Year: 2017 Volume: 1 Issue: 2 Page: 59-66
ADHESIVE CONTACT BETWEEN SILICON-BASED MEMS TOOTH SURFACES MODELLED BY THE MULTISCALE MULTI-BLOCK MODEL
NABEEL ALMURAMADY, FEODOR M. BORODICH
The contact interactions between microgear silicon-based MEMS teeth working in a clean and a vacuum environment are under consideration. A new approach has used to determine the friction force and the coefficient of friction over the whole meshing surfaces of the teeth. In this approach, the dry friction force is calculated through the energy dissipated during sliding contact between two meshed micro-tooth elastic rough surfaces. The energy dissipated may be caused by the different physical and chemical interactions between the counterparts surfaces. Due to the vacuum environment, these mechanisms reduced to the energy lost due to the dissociation of chemical and van der Waals bonds, and the energy lost through the elastic interlocking between the asperities located on the meshing micro-tooth surfaces. There is no plastic deformation of the microgear tooth surface asperities due to their size and the Polonsky-Keer effect.
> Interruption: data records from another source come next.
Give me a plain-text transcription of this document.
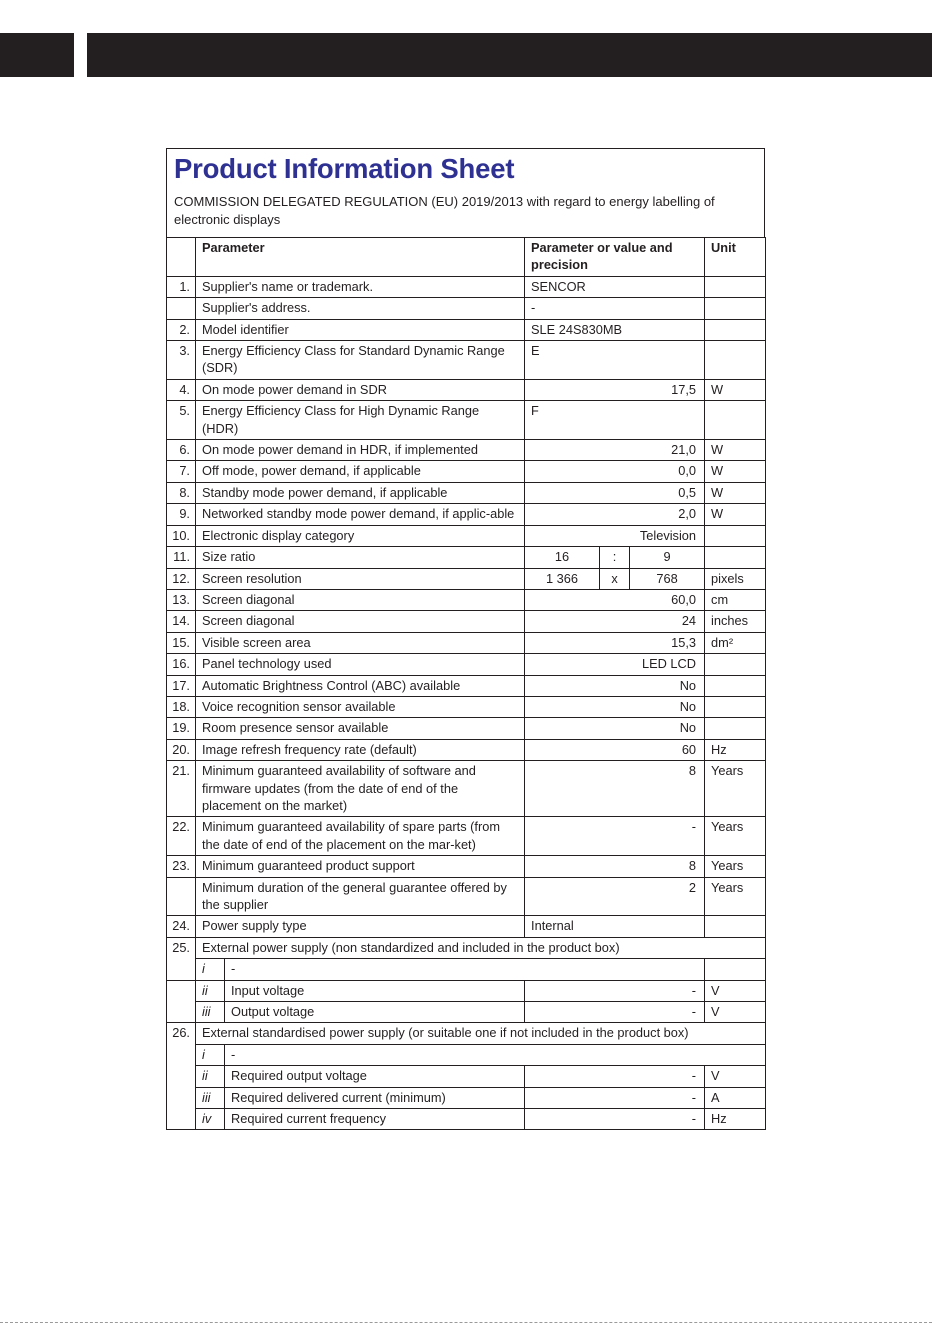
Product Information Sheet
COMMISSION DELEGATED REGULATION (EU) 2019/2013 with regard to energy labelling of electronic displays
	Parameter		Parameter or value and precision			Unit
1.	Supplier's name or trademark.		SENCOR			
	Supplier's address.		-			
2.	Model identifier		SLE 24S830MB			
3.	Energy Efficiency Class for Standard Dynamic Range (SDR)		E			
4.	On mode power demand in SDR		17,5			W
5.	Energy Efficiency Class for High Dynamic Range (HDR)		F			
6.	On mode power demand in HDR, if implemented		21,0			W
7.	Off mode, power demand, if applicable		0,0			W
8.	Standby mode power demand, if applicable		0,5			W
9.	Networked standby mode power demand, if applic-able		2,0			W
10.	Electronic display category		Television			
11.	Size ratio		16	:	9	
12.	Screen resolution		1 366	x	768	pixels
13.	Screen diagonal		60,0			cm
14.	Screen diagonal		24			inches
15.	Visible screen area		15,3			dm²
16.	Panel technology used		LED LCD			
17.	Automatic Brightness Control (ABC) available		No			
18.	Voice recognition sensor available		No			
19.	Room presence sensor available		No			
20.	Image refresh frequency rate (default)		60			Hz
21.	Minimum guaranteed availability of software and firmware updates (from the date of end of the placement on the market)		8			Years
22.	Minimum guaranteed availability of spare parts (from the date of end of the placement on the mar-ket)		-			Years
23.	Minimum guaranteed product support		8			Years
	Minimum duration of the general guarantee offered by the supplier		2			Years
24.	Power supply type		Internal			
25.	External power supply (non standardized and included in the product box)					
	i	-				
	ii	Input voltage	-			V
	iii	Output voltage	-			V
26.	External standardised power supply (or suitable one if not included in the product box)					
	i	-				
	ii	Required output voltage	-			V
	iii	Required delivered current (minimum)	-			A
	iv	Required current frequency	-			Hz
A multiscale hierarchical elastic structure (a multiscale block) is used to model the surface asperities. The tooth block roughness has modelled at two scales specified by the character of interactions: atomic level, where chemical interactions occur, and adhesive subscale, where van der Waals interactions are significant. The adhesion layer is defined similarly to Maugis approximation. The adhesion force of each nanoasperity has assumed to be equal to the pull-off force in the Boussinesq-Kendall model and corrected by the Borodich no-slip coefficient. Atomic Force Microscopy (AFM) techniques have been used to measure the tooth roughness. It is argued that there be a high probability for stiction between the clean silicon surfaces due to very high values of the friction force between the micro-conjunctions. On the other hand, the tooth surfaces having functionalized carbon-based layers are much less prone to stiction. However, due to wear of the functionalized coating the probability of stiction will start to increase. The results of the simulation for both the non-functionalized and functionalized micro-tooth surfaces (silicon-based MEMS surfaces) are presented.